Bien loin d’oublier, Paul, à mesure qu’il grandissait, se laissait captiver davantage. Enthousiaste et rêveur, il fit du portrait d’Ida un divin idéal qui attirait vers lui, comme le soleil pompe les brumes du matin, tout ce qui dans son jeune cœur était sentiment et passion. Rien ne put l’empêcher de tomber éperdument amoureux, pas même l’entière vérité déclarée par miss Ludington. Quoiqu’il fût certain maintenant qu’Ida n’existait plus nulle part, ni dans le ciel ni sur la terre, le culte qu’il lui avait voué subsistait quand même.
« C’était ma destinée de l’aimer, disait-il. Si je n’avais jamais vu son portrait, j’aurais continué toute ma vie à la chercher, sans savoir qu’elle était morte et en me désolant de ne point la trouver. »
Miss Ludington venait de dépasser la soixantaine quand Paul, à vingt-deux ans, termina ses études. Elle avait naturellement supposé qu’en frayant avec des camarades et en voyant d’autres femmes, il guérirait de cet amour romanesque. Le résultat trompa son attente. Au lieu de diminuer, sa passion chimérique prenait, d’année en année, plus d’empire sur lui.

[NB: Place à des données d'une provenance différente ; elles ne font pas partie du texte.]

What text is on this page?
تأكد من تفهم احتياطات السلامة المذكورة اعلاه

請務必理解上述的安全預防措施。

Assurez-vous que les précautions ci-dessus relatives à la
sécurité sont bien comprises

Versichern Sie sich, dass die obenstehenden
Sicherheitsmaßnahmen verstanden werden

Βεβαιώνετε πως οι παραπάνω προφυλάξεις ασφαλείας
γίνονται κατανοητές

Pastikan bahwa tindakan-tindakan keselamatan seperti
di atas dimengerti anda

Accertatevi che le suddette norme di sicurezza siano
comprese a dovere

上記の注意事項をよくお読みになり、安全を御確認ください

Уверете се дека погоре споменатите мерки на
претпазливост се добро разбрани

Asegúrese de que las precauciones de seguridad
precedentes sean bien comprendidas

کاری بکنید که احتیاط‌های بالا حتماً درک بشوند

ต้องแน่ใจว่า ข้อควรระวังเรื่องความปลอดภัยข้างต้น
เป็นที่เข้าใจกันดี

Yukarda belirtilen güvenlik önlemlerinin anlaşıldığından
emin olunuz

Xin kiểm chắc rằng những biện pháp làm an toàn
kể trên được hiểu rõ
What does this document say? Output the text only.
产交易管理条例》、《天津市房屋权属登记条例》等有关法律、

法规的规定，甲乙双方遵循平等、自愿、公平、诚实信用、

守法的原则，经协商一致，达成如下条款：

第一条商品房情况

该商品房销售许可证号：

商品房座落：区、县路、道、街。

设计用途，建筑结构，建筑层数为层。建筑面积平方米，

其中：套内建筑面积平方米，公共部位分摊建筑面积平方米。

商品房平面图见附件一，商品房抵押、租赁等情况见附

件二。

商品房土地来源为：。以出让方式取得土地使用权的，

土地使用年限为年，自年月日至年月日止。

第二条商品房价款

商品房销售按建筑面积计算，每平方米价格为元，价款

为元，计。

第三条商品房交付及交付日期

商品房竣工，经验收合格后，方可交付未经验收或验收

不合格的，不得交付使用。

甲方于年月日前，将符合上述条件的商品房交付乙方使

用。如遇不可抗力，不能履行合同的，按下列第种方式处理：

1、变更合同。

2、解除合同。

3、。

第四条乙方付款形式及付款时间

Cette passion qui ressemblait à de la folie ne l’empêchait pas, d’ailleurs, de se livrer au travail avec beaucoup d’ardeur et de sérieux. Ayant conquis ses grades universitaires, il devait aller rejoindre miss Ludington. Celle-ci fut donc fort désappointée de ne pas le voir arriver à l’heure où elle l’attendait, après le dernier examen, et de recevoir à sa place une lettre. Pour quelle raison lui envoyait-il, le jour même de son retour ces nombreux feuillets couverts d’une écriture fine et serrée ?
Paul apprenait à sa tante qu’il avait accepté l’invitation d’un ami et qu’il ne reviendrait que deux jours plus tard.
« Mais ce n’est qu’un prétexte, ajoutait-il, le vrai motif de ce retard, c’est que je désire que vous ayez un peu de temps pour méditer le contenu de ma lettre ; ce que j’ai à vous dire vous semblera bien bizarre au premier abord. J’ai essayé d’y faire allusion pendant les dernières vacances… Je n’ai réussi qu’à vous intriguer et je n’étais pas encore préparé à une explication. Je ne sais quelle timidité m’en empêchait. Peut-être aussi avais-je peur de voir ma pensée prendre un corps, de vous la présenter maladroitement et de vous effrayer par son étrangeté avant que vous eussiez eu le temps d’en examiner le côté absolument raisonnable. Maintenant que je reviens vivre auprès de vous, je sens que je ne serais pas capable de dissimuler plus longtemps.
« Vous rappelez-vous que je vous ai demandé une fois si vous n’aviez pas le sentiment de la présence invisible d’Ida ? » Vous avez cru que je perdais la raison.